Feeling ignored, I said, “If my husband didn’t say the things that set me off, and my children didn’t misbehave, I wouldn’t have to express myself.”

“Call it dumping,” he corrected, still looking out the window.

He finally turned around and asked, “On your good days, when everything is going just right, do you dump your feelings?”

I hesitated and then admitted, “Not as much.”

“And when you are having a bad day, I bet you really let everybody have it.”

I was silent.

He said, “It’s natural to try and make ourselves feel better by making someone else feel worse, but is it worth losing those we love?”

I started to object, but he talked right over me: “Besides, your husband and children don’t deserve it, and you don’t deserve the guilt.”

I hated the whine in my voice as I asked, “Then what am I supposed to do?”

He smiled sadly and said, “Take responsibility. It is you who has these negative feelings. They are yours. Keep them to yourself.”

“Stuff them, you mean.”

“Feel them, I mean. Feeling is not stuffing.”

Finally, he sat down, looked at me for a long moment, and said: “Do whatever you can to stop dumping on others; instead, dump all by yourself.”

“How?” I challenged.

“Beat on the bed and scream, dance to loud music while singing even louder, take a fast walk, or do almost anything physical. You could also release your pain by sitting and feeling it.”

He added, “Apologizing can also help you stop from dumping the next time.”

He fell silent, then shook his head and said, “Do it for your husband and children, but most of all, do it for yourself.”

Part 2: (That Was Fiction) This is Reality

It was a parent’s meeting. Everyone was shifting and fidgeting, and it had nothing to do with the hard, folding chairs. No, it was the warning.

We had just been told a letter would be coming, written by our children, and it would say what had never been said: that which bothered them about us.

The warning? Do not dump your feelings!


Apparently, we parents would be feeling anger, hurt, confusion, and the like, and we might want to dump those feelings back onto the source -- immediately.

I have since looked into this phenomenon, and emotional dumping is as common as mud after a rain: a boss yells at his assistant, who is then angry at her boyfriend, who later gives the barista a hard time, who immediately turns around and...

When life is not going well, when we are sick, disappointed, or denied, or when someone dumps on us, we experience feelings we neither like nor want, and many of us cannot get rid of them fast enough.

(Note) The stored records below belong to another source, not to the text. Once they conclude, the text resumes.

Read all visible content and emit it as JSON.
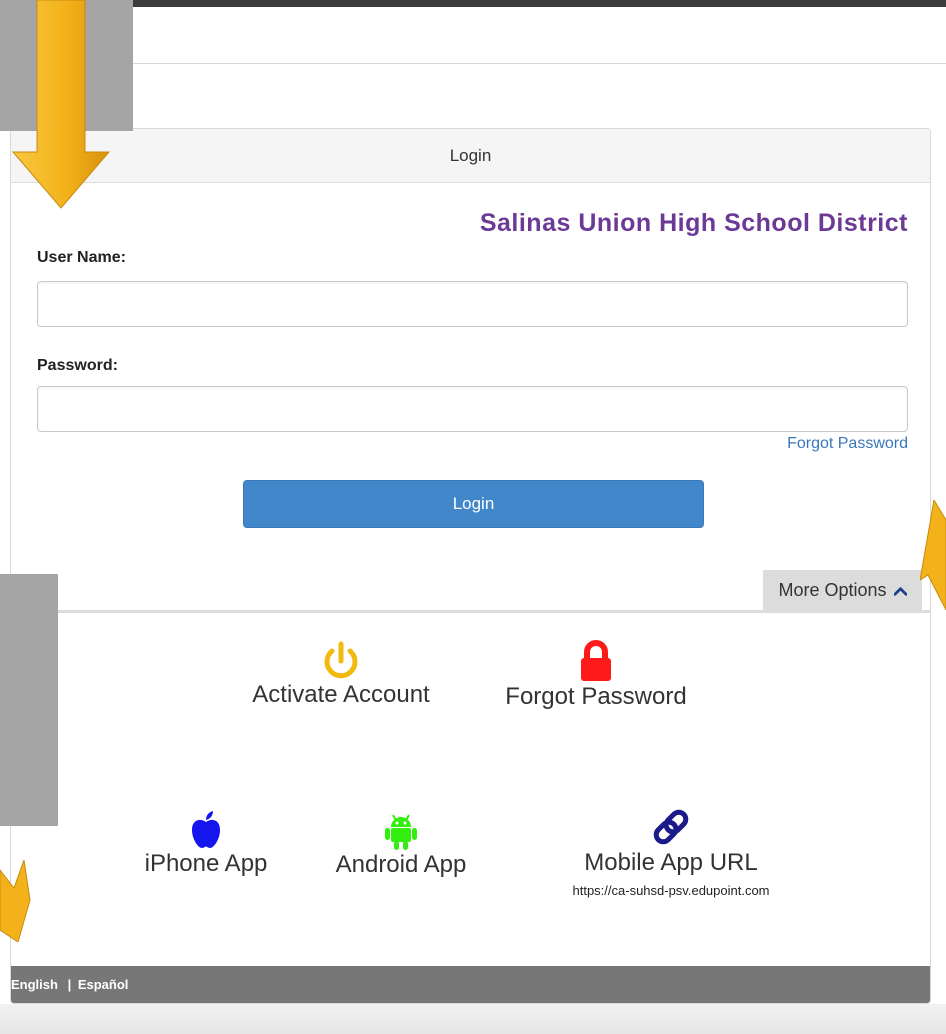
{
  "panel": {
    "title": "Login",
    "district_name": "Salinas Union High School District",
    "username_label": "User Name:",
    "username_value": "",
    "password_label": "Password:",
    "password_value": "",
    "forgot_password_link": "Forgot Password",
    "login_button": "Login",
    "more_options_tab": "More Options",
    "options": {
      "activate_account": "Activate Account",
      "forgot_password": "Forgot Password",
      "iphone_app": "iPhone App",
      "android_app": "Android App",
      "mobile_app_url": "Mobile App URL",
      "mobile_app_url_value": "https://ca-suhsd-psv.edupoint.com"
    }
  },
  "footer": {
    "lang_english": "English",
    "separator": "|",
    "lang_spanish": "Español"
  },
  "colors": {
    "district_purple": "#6c3a96",
    "button_blue": "#4287c9",
    "power_icon": "#f2b90f",
    "lock_icon": "#ff1a1a",
    "apple_icon": "#1515ee",
    "android_icon": "#33ee11",
    "link_icon": "#1a1a8a",
    "annotation_arrow": "#f6b81f"
  },
  "icons": {
    "power": "power-icon",
    "lock": "lock-icon",
    "apple": "apple-icon",
    "android": "android-icon",
    "link": "link-icon",
    "chevron": "chevron-up-icon"
  }
}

And the targets we use are always safe, like cab drivers, restaurant servers, and cashiers; also included are the smaller, weaker among us, and, of course, spouses and children.

Some people even dump from the safety of their vehicles, using their horns, voices, and middle digits.

The oddest part of all this is that it always feels like your fault. If you had only done or not done whatever, I would not have gone off on you, and it continues to feel like your fault until that nagging bit of guilt sets in.

How to avoid guilt and damaged relationships?

Take responsibility: those unwanted feelings are within me, which makes them mine (like it or not); you do not deserve them;

It is also best to pour those feelings out on a non-human target or even feel them -- anything to keep my pain away from you.


Right! You want to know what happened when my daughter's letter came. My wife and I were going through a rough patch, and I never saw it. I’d like to think I would have handled it well, but--.